Поковыляла бабушка в хату, а я долго сидел согнувшись, точно что-то тяжёлое давило мне на плечи, до боли сдавливало грудь. Если разобраться, то, наверное, и я виноват; и не наверное, а точно так. Потащил Адама в воду, да ещё и радовался, глупый: ах, какая плотина, ах, какая мельничка!

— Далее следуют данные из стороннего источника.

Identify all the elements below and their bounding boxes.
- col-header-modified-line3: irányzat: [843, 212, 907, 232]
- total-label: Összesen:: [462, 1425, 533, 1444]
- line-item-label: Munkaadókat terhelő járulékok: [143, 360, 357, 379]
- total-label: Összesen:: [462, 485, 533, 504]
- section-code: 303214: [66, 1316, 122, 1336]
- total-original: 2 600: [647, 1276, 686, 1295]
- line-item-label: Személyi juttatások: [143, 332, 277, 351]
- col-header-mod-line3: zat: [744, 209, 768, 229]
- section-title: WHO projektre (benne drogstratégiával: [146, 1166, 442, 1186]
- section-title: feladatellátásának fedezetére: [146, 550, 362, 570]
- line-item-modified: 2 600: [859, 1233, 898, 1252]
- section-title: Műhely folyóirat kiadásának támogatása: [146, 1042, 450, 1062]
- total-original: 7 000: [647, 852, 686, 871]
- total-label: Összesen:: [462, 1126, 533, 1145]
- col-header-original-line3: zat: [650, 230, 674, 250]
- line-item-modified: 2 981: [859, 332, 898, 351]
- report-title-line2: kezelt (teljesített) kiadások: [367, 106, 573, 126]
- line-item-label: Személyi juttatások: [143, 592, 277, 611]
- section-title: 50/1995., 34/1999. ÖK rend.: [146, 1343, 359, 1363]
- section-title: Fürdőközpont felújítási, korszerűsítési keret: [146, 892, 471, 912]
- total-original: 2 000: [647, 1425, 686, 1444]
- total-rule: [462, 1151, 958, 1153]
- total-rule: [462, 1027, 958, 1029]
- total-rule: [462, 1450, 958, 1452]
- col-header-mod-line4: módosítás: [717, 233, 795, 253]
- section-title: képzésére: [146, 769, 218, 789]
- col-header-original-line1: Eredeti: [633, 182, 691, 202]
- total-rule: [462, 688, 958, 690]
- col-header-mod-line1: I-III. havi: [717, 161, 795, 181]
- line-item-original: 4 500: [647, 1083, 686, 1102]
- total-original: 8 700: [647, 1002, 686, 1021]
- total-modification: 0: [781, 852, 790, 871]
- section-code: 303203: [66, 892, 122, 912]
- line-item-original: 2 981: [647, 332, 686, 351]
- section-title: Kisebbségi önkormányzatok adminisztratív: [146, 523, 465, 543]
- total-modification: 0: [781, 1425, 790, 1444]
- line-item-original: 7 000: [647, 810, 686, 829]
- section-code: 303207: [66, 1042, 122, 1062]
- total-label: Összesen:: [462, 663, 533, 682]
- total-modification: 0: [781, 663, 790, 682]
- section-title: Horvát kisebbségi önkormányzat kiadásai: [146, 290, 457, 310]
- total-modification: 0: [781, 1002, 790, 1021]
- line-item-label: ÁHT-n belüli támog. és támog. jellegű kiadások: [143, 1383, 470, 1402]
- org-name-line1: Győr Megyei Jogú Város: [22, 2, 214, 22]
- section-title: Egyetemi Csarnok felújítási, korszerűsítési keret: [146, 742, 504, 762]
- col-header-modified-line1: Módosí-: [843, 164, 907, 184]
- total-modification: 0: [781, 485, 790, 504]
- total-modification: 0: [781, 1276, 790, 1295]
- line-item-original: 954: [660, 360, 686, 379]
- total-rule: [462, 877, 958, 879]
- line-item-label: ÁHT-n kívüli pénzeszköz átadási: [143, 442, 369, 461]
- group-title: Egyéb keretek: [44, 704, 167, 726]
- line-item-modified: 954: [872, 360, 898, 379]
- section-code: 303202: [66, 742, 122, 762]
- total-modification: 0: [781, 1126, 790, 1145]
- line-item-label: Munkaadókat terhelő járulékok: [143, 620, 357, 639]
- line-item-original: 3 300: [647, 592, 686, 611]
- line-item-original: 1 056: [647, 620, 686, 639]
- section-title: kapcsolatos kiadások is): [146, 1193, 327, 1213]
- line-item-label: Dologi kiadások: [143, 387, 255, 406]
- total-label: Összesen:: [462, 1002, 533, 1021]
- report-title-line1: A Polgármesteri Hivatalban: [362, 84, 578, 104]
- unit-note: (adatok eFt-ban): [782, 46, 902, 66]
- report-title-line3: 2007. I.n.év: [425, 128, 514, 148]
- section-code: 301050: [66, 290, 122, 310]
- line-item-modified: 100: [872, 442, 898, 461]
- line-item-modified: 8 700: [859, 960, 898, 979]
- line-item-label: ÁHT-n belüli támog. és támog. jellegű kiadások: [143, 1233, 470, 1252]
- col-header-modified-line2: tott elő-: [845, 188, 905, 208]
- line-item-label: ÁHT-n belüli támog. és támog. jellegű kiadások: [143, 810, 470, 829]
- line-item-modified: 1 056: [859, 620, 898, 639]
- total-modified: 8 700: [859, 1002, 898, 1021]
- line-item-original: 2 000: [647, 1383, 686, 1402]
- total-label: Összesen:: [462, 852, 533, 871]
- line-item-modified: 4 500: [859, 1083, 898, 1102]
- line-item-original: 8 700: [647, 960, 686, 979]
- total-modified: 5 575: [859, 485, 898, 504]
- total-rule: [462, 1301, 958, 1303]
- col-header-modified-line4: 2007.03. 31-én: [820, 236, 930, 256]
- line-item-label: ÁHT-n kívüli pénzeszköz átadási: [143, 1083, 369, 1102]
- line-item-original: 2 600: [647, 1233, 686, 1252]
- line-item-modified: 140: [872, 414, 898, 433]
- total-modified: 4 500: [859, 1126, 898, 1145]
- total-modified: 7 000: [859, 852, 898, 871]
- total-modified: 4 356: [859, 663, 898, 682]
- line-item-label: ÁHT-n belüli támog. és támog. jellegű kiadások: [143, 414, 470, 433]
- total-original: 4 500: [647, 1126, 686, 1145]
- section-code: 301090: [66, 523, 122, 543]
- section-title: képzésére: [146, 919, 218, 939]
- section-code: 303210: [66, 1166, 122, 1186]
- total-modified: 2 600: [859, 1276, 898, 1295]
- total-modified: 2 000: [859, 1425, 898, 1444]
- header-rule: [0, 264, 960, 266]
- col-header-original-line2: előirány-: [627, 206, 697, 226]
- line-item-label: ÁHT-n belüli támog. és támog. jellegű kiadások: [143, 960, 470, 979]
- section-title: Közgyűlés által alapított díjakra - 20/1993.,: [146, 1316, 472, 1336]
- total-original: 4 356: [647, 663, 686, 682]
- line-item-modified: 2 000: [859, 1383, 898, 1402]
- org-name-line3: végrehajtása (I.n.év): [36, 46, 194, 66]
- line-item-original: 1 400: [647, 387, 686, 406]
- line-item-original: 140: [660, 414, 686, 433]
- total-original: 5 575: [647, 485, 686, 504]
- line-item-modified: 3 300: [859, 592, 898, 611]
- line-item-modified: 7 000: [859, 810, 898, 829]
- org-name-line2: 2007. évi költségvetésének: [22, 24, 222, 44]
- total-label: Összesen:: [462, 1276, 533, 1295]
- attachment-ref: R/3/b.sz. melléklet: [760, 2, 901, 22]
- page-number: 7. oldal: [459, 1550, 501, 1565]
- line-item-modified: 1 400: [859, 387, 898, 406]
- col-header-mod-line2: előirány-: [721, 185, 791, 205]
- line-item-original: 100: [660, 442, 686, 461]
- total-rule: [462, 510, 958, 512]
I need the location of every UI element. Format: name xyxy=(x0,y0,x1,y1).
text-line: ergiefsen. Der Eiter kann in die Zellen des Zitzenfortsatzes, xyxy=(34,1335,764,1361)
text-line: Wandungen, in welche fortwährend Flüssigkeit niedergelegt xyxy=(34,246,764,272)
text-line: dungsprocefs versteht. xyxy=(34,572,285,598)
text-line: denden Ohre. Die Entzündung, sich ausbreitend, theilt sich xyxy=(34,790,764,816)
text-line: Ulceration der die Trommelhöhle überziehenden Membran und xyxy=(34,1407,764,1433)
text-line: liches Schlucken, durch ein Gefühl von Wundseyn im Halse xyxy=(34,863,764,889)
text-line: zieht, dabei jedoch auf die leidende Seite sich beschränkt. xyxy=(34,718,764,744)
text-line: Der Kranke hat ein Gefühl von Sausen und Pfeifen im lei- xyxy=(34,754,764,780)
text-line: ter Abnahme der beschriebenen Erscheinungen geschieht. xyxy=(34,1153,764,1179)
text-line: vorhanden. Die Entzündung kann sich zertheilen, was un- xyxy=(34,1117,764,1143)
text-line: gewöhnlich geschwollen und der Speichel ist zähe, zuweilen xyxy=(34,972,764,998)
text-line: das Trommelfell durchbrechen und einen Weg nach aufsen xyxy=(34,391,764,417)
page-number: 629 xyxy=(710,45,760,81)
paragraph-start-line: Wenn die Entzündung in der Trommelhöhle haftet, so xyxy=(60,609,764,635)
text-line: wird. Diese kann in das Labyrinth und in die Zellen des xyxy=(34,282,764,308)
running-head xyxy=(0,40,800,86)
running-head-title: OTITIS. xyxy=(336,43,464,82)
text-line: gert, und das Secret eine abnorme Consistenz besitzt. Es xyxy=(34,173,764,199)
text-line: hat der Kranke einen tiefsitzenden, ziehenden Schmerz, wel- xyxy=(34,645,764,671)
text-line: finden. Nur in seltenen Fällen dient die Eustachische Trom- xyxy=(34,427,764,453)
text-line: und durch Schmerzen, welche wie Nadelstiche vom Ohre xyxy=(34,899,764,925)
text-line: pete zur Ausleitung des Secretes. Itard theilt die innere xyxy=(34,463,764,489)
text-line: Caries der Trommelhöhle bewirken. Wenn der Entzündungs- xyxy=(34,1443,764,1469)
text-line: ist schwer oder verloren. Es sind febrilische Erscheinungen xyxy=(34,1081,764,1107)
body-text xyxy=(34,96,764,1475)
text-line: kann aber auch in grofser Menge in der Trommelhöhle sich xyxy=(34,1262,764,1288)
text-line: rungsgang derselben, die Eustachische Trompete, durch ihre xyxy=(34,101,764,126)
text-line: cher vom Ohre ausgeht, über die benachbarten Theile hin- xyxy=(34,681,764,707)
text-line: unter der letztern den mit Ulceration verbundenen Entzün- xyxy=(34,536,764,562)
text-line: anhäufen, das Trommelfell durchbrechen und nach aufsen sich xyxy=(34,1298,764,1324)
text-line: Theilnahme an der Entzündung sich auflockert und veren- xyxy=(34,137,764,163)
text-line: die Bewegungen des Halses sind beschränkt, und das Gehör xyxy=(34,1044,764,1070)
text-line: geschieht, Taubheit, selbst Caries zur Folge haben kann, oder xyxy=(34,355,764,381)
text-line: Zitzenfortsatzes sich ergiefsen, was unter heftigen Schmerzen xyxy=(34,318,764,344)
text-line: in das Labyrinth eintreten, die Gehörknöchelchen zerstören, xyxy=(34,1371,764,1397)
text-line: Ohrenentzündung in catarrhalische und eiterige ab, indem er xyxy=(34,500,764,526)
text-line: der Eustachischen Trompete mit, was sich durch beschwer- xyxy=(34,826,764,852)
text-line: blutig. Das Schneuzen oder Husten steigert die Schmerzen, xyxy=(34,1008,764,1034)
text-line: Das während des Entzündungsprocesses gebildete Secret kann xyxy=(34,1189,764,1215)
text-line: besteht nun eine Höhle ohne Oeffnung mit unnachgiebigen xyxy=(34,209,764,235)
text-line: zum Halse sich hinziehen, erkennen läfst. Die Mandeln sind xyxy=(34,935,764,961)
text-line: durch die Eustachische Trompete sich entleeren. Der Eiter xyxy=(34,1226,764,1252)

А человеку эти игрушки боком выходят.

— Больше на реку не пойдём, — пробормотал я нахмурившись.

Выпил Адам лекарства и снова присмирел, жёлтые пятна густо покрыли лицо. На мои слова он ответил не сразу, помолчал, выдохнул тяжёлое удушье и только потом сказал:

— Пойдём, Лёня, на реку. Потому что ни река, ни ты, мой друг, нисколечко не виноваты. Дело куда сложнее. Как бы тебе объяснить?.. Ну, скажем, ты вышел на лодке в море, уплыл далеко, и вдруг твоя лодка стала протекать. Что ты будешь делать? Сложишь руки и смирненько будешь ждать, пока вода зальёт лодку? Или будешь грести? Правда, ты будешь грести, нажимать на вёсла, пока силы есть, пока ты жив? Так и я, Лёня. Давно, ещё в институте, прохудилась моя лодка. А я всё гребу. На дно иду, а всё равно гребу. Чтоб до последнего вздоха жить: жить, как ты, как все нормальные люди. Понятно, капитан? Не вешай нос — пойдём с тобой на реку и построим настоящую плотинку, из кирпича. И мельничку такую поставим, что ты и в школу пойдёшь, а она тебе будет лопотать. Вот только чуть-чуть поднимусь — и двинем…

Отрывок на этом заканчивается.